Photo of Doris Day, who may have left all her money for animals.

American actress, singer, and animal rights activist Doris Day passed away this week and she might have left all her money to the animals.

Day — a vegetarian who lived to 97-years-old — was in “excellent physical health for age,” before developing and passing away from pneumonia, according to a statement.

According to Celebrity Net Worth, the Cecil B. DeMille Award recipient was worth $199 million. Given her long life of rescuing and caring for animals, some have speculated that she might have left her fortune to the cause that she kept close to her heart.

Under her charming and wholesome image, Day recorded more than 650 songs and starred in nearly 40 films during her career, says animal rights organization PETA, which notes that her “most important role” was that of an “animal champion.”

Her love for animals was evident throughout most of her life. Barry Comden, who was once married to the film star, complained during their relationship that Day cared more for her “animal friends” than she did for him, the Express reports.

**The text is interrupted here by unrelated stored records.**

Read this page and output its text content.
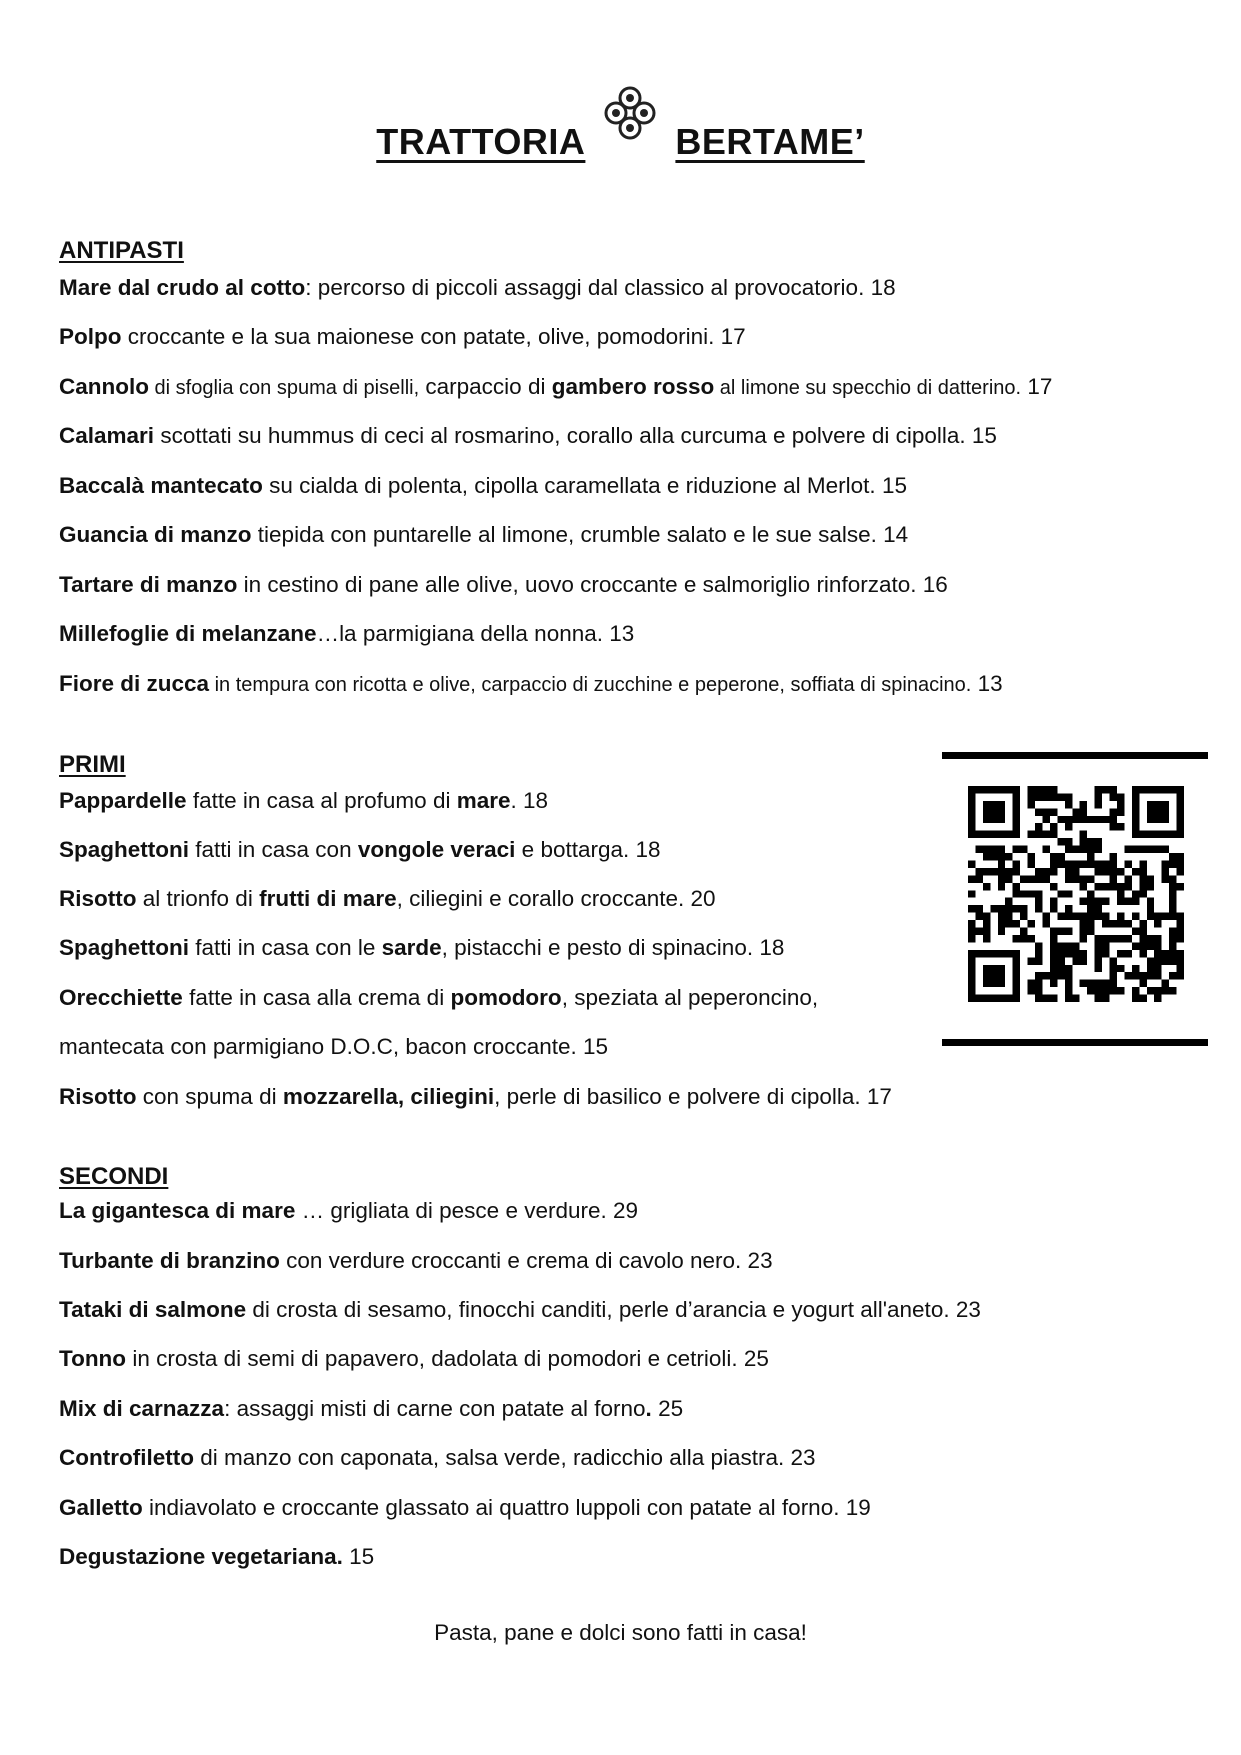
TRATTORIA	BERTAME’
ANTIPASTI
Mare dal crudo al cotto: percorso di piccoli assaggi dal classico al provocatorio. 18
Polpo croccante e la sua maionese con patate, olive, pomodorini. 17
Cannolo di sfoglia con spuma di piselli, carpaccio di gambero rosso al limone su specchio di datterino. 17
Calamari scottati su hummus di ceci al rosmarino, corallo alla curcuma e polvere di cipolla. 15
Baccalà mantecato su cialda di polenta, cipolla caramellata e riduzione al Merlot. 15
Guancia di manzo tiepida con puntarelle al limone, crumble salato e le sue salse. 14
Tartare di manzo in cestino di pane alle olive, uovo croccante e salmoriglio rinforzato. 16
Millefoglie di melanzane…la parmigiana della nonna. 13
Fiore di zucca in tempura con ricotta e olive, carpaccio di zucchine e peperone, soffiata di spinacino. 13
PRIMI
Pappardelle fatte in casa al profumo di mare. 18
Spaghettoni fatti in casa con vongole veraci e bottarga. 18
Risotto al trionfo di frutti di mare, ciliegini e corallo croccante. 20
Spaghettoni fatti in casa con le sarde, pistacchi e pesto di spinacino. 18
Orecchiette fatte in casa alla crema di pomodoro, speziata al peperoncino,
mantecata con parmigiano D.O.C, bacon croccante. 15
Risotto con spuma di mozzarella, ciliegini, perle di basilico e polvere di cipolla. 17
SECONDI
La gigantesca di mare … grigliata di pesce e verdure. 29
Turbante di branzino con verdure croccanti e crema di cavolo nero. 23
Tataki di salmone di crosta di sesamo, finocchi canditi, perle d’arancia e yogurt all'aneto. 23
Tonno in crosta di semi di papavero, dadolata di pomodori e cetrioli. 25
Mix di carnazza: assaggi misti di carne con patate al forno. 25
Controfiletto di manzo con caponata, salsa verde, radicchio alla piastra. 23
Galletto indiavolato e croccante glassato ai quattro luppoli con patate al forno. 19
Degustazione vegetariana. 15
Pasta, pane e dolci sono fatti in casa!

Whilst filming Alfred Hitchcock’s “The Man Who Knew Too Much” in 1956, Day was concerned about the starving animals — including goats, lambs, horses, dogs, cats, and cows — on and nearby the set. She refused to continue working until they were assisted. A feeding station was set up and Day supervised them, PETA says.

In the 1970s, Day moved away from the entertainment industry to focus on her animal activism, the BBC writes.

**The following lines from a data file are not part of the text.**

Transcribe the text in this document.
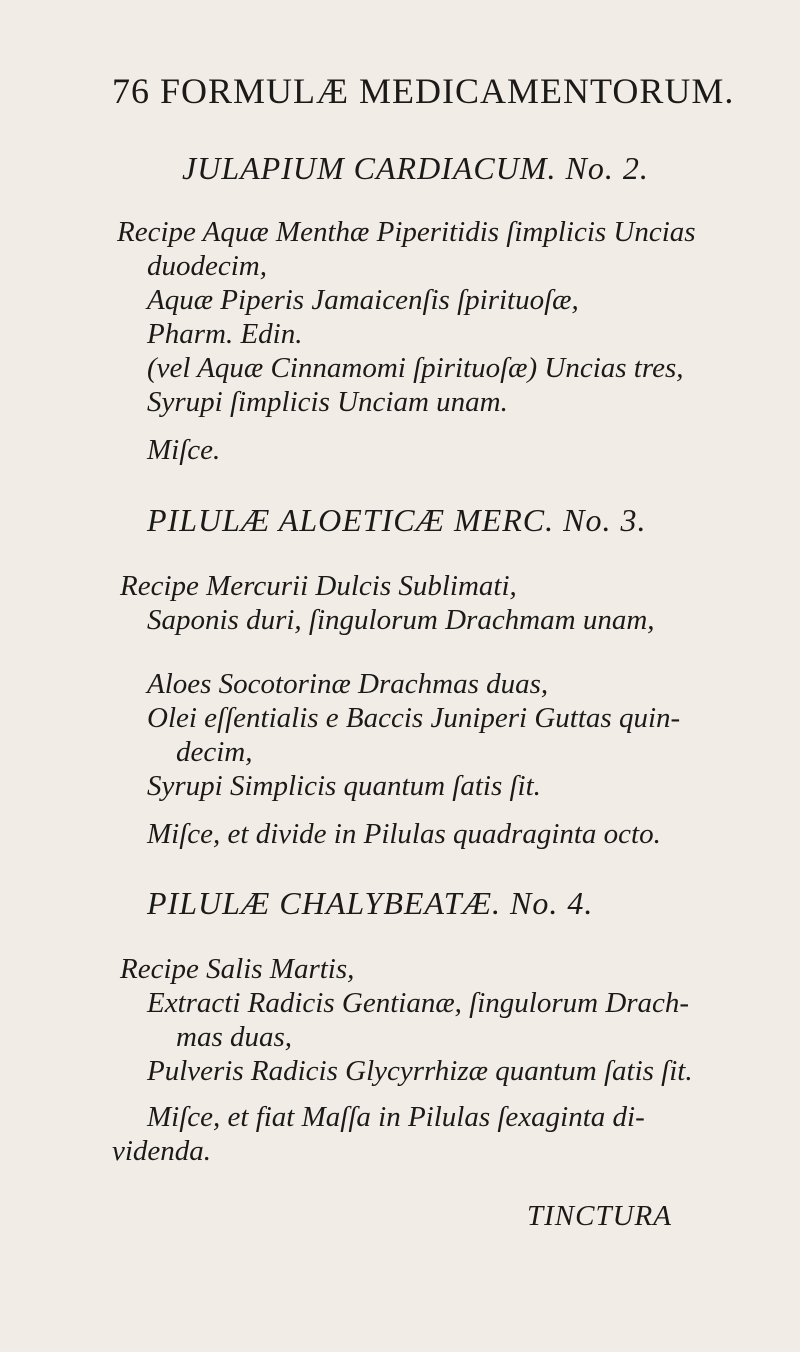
76 FORMULÆ MEDICAMENTORUM.
JULAPIUM CARDIACUM. No. 2.
Recipe Aquæ Menthæ Piperitidis ſimplicis Uncias
duodecim,
Aquæ Piperis Jamaicenſis ſpirituoſæ,
Pharm. Edin.
(vel Aquæ Cinnamomi ſpirituoſæ) Uncias tres,
Syrupi ſimplicis Unciam unam.
Miſce.
PILULÆ ALOETICÆ MERC. No. 3.
Recipe Mercurii Dulcis Sublimati,
Saponis duri, ſingulorum Drachmam unam,
Aloes Socotorinæ Drachmas duas,
Olei eſſentialis e Baccis Juniperi Guttas quin-
decim,
Syrupi Simplicis quantum ſatis ſit.
Miſce, et divide in Pilulas quadraginta octo.
PILULÆ CHALYBEATÆ. No. 4.
Recipe Salis Martis,
Extracti Radicis Gentianæ, ſingulorum Drach-
mas duas,
Pulveris Radicis Glycyrrhizæ quantum ſatis ſit.
Miſce, et fiat Maſſa in Pilulas ſexaginta di-
videnda.
TINCTURA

Doris Day May Have Left All of Her Money to the Animals
Doris Day worked hard on animal welfare issues | image/Wikimedia Commons

In 1971, Day appeared in a series of newspaper ads shaming the fur trade, according to the Express.

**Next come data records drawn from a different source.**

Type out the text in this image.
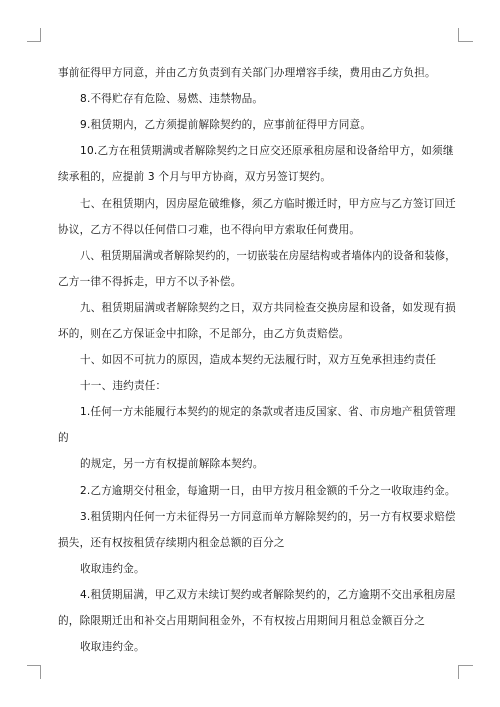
事前征得甲方同意，并由乙方负责到有关部门办理增容手续，费用由乙方负担。
8.不得贮存有危险、易燃、违禁物品。
9.租赁期内，乙方须提前解除契约的，应事前征得甲方同意。
10.乙方在租赁期满或者解除契约之日应交还原承租房屋和设备给甲方，如须继
续承租的，应提前 3 个月与甲方协商，双方另签订契约。
七、在租赁期内，因房屋危破维修，须乙方临时搬迁时，甲方应与乙方签订回迁
协议，乙方不得以任何借口刁难，也不得向甲方索取任何费用。
八、租赁期届满或者解除契约的，一切嵌装在房屋结构或者墙体内的设备和装修，
乙方一律不得拆走，甲方不以予补偿。
九、租赁期届满或者解除契约之日，双方共同检查交换房屋和设备，如发现有损
坏的，则在乙方保证金中扣除，不足部分，由乙方负责赔偿。
十、如因不可抗力的原因，造成本契约无法履行时，双方互免承担违约责任
十一、违约责任：
1.任何一方未能履行本契约的规定的条款或者违反国家、省、市房地产租赁管理
的
的规定，另一方有权提前解除本契约。
2.乙方逾期交付租金，每逾期一日，由甲方按月租金额的千分之一收取违约金。
3.租赁期内任何一方未征得另一方同意而单方解除契约的，另一方有权要求赔偿
损失，还有权按租赁存续期内租金总额的百分之
收取违约金。
4.租赁期届满，甲乙双方未续订契约或者解除契约的，乙方逾期不交出承租房屋
的，除限期迁出和补交占用期间租金外，不有权按占用期间月租总金额百分之
收取违约金。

Saving ‘Countless Animal’s Lives’

In 1978, she founded the Doris Day Pet Foundation, now called the Doris Day Animal Foundation (DDAF). The organization has “saved countless animals’ lives” by offering grants for spaying and neutering, paying for humane education in school systems, and helping senior citizens pay for their pets’ food and veterinary care, PETA explains.

Nearly a decade later, in 1987, Day formed the Doris Day Animal League (DDAL). The non-profit organization worked to minimize animals’ pain and suffering through legislative changes. Day worked to change laws surrounding animal testing as well as spaying and neutering.

The musician also founded the annual Spay Day USA in 1995, which is now run by the Humane Society of the United States.

In 2011, the Doris Day Horse Rescue and Adoption Center was opened in her name. Day donated $250,000 towards the center, which is located in Murchison, Texas, and helps horses that have faced abuse.

Vegan rock icon Paul McCartney — a former member of the Beatles — remembered Day with a heartfelt message on Instagram“She was a true star in more ways than one,” he wrote. “Visiting her in her Californian home was like going to an animal sanctuary where her many dogs were taken care of in splendid style. She had a heart of gold.”

His daughter, sustainable fashion designer Stella McCartney, also paid tribute to Day, writing online, “The one, the only, the woman who inspired so much of what I do.”